The increases may not have been as sudden as they first seemed to property owners.

What happened, Kirkpatrick said, was as the properties were entered into the new system, values were "slightly different" from the previous system.

She said the differences, at most, were up to 3 percent for commercial and 5 percent for residential properties.

Many of the new values had increased, she said, but until "we were sure everything was good, we left what we call the override values" from the old system.

If, for example, a property was valued at $200,000 under the old system but $203,000 under the new system, the override value would still be $200,000.

"The problem we ran into after the first year was that ... the values would not match what was on folks' tax bill, because we left the override values from the old system in place," she said.

"In 2008, we decided it created so much confusion with taxpayers that would get a record that didn't match what they were billed with, so we decided to take all the overrides off."

While one third of the county's properties are assessed annually, only a portion of May's notifications were due to the reassessments.

Many of the notifications informing homeowners of an increase resulted from removing the overrides.
Kirkpatrick said the reassessment process is "really where the market takes us," with properties picked almost at random.

"You're going to have to go to places that develop and change," she said. "There's no geographic tone to that, it's really market driven."
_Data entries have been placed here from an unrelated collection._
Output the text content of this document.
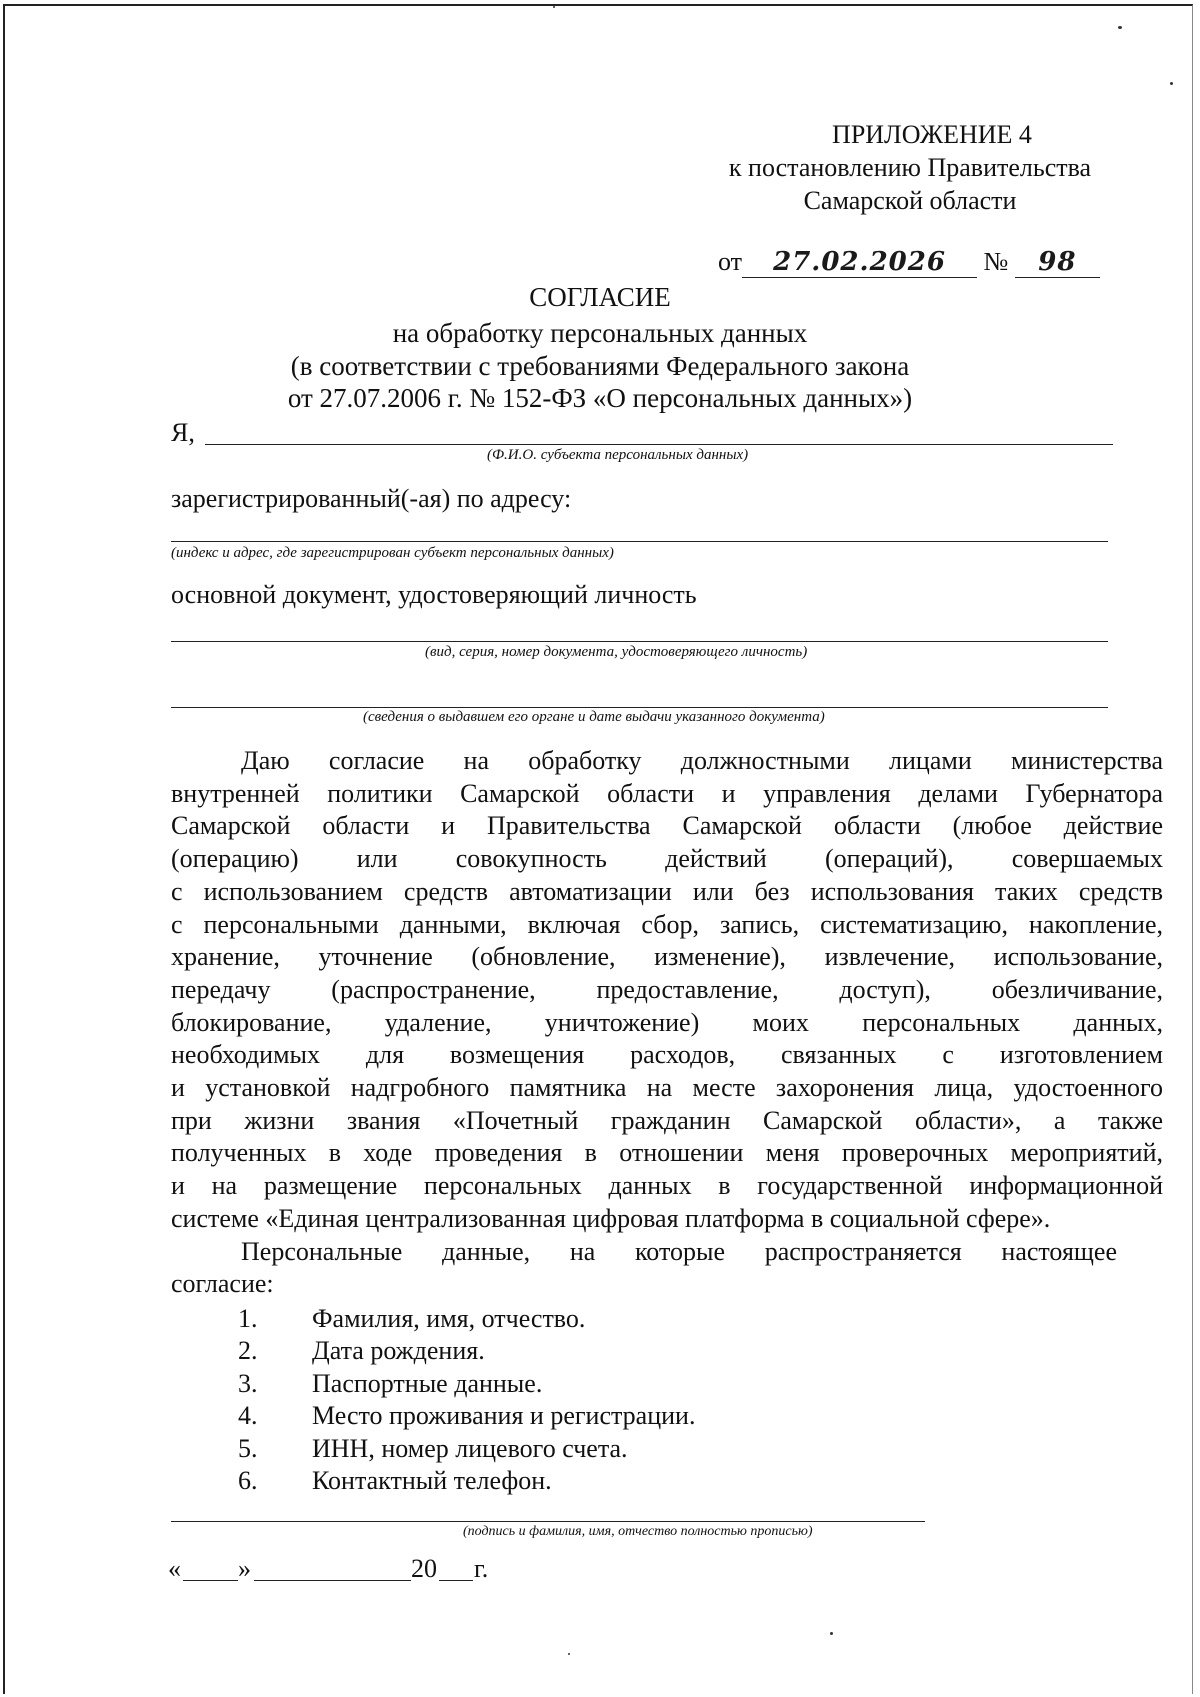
ПРИЛОЖЕНИЕ 4
к постановлению Правительства
Самарской области
от 27.02.2026 № 98
СОГЛАСИЕ
на обработку персональных данных
(в соответствии с требованиями Федерального закона
от 27.07.2006 г. № 152-ФЗ «О персональных данных»)
Я,
(Ф.И.О. субъекта персональных данных)
зарегистрированный(-ая) по адресу:
(индекс и адрес, где зарегистрирован субъект персональных данных)
основной документ, удостоверяющий личность
(вид, серия, номер документа, удостоверяющего личность)
(сведения о выдавшем его органе и дате выдачи указанного документа)

Даю согласие на обработку должностными лицами министерства

внутренней политики Самарской области и управления делами Губернатора

Самарской области и Правительства Самарской области (любое действие

(операцию) или совокупность действий (операций), совершаемых

с использованием средств автоматизации или без использования таких средств

с персональными данными, включая сбор, запись, систематизацию, накопление,

хранение, уточнение (обновление, изменение), извлечение, использование,

передачу (распространение, предоставление, доступ), обезличивание,

блокирование, удаление, уничтожение) моих персональных данных,

необходимых для возмещения расходов, связанных с изготовлением

и установкой надгробного памятника на месте захоронения лица, удостоенного

при жизни звания «Почетный гражданин Самарской области», а также

полученных в ходе проведения в отношении меня проверочных мероприятий,

и на размещение персональных данных в государственной информационной

системе «Единая централизованная цифровая платформа в социальной сфере».

Персональные данные, на которые распространяется настоящее

согласие:

1.	Фамилия, имя, отчество.
2.	Дата рождения.
3.	Паспортные данные.
4.	Место проживания и регистрации.
5.	ИНН, номер лицевого счета.
6.	Контактный телефон.
(подпись и фамилия, имя, отчество полностью прописью)
« »	20 г.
For example, Kirkpatrick said, some people may get hit year after year, while others may fly under the radar for several years.

Gerry Purcell has been hit several times. One of the more vocal taxpayers, he was tapped with the override change the year after his property received a 35 percent increase.

Purcell appealed the 35 percent increase, which was later reduced to 28 percent.

"This year, I received another increase," he said. "In the scheme of things, its only another couple of percentage points. That doesn't really correlate with where the market is."

Purcell started talking to others in his small neighborhood and eventually throughout the county.

He said from the people he's talked with, those hit the hardest have been those who aren't in subdivisions and people with homes around the lake.

"There were areas that went up that people didn't expect to go up, like the lake," Kirkpatrick said.

"Lake properties are those that typically draw folks that want to live on the water, and will pay whatever they can afford to pay. There seems to be no rhyme or reason to it."

A decline may follow

Because assessments are based on the previous year's figures, in this case 2007, they don't necessarily reflect the current economic downturn.

As the economy has continued to decline over the past seven months, however, the changes likely will be reflected in next year's assessments.

In Forsyth County, though, Kirkpatrick said the decline is nowhere near the rest of the state or nation.

Forsyth and Fayette counties faired the best in the state in terms of the fewest foreclosures and drops in value, she said.

"People think we're in a total state of devastation," she said. "I'm not really sure that's occurring as strong in Forsyth County. I'm not going to deny it's occurring at some extent, but ... there's a little more stability in this county."

Because the increases hit during one of the worst economic times in years, Kirkpatrick said, more people are looking to blame the system.

But, she said, there are no problems with the new system and her staff is willing to sit down with any taxpayer to explain the changes directly.

It is too late to appeal changes this year, but there is a window to appeal any changes before next year's values are locked in.

"If they have been unhappy with what has happened this year, they can come in between January and April 1 and file a return with us," she said. "Because if by chance we don't reappraise their area next year, they won't get a notice.

"That causes the board to have to review the parcel and send another notice next year, and that opens the door to generate a notice for them to appeal next year. It won't reimburse them this year, but they can do something for next year."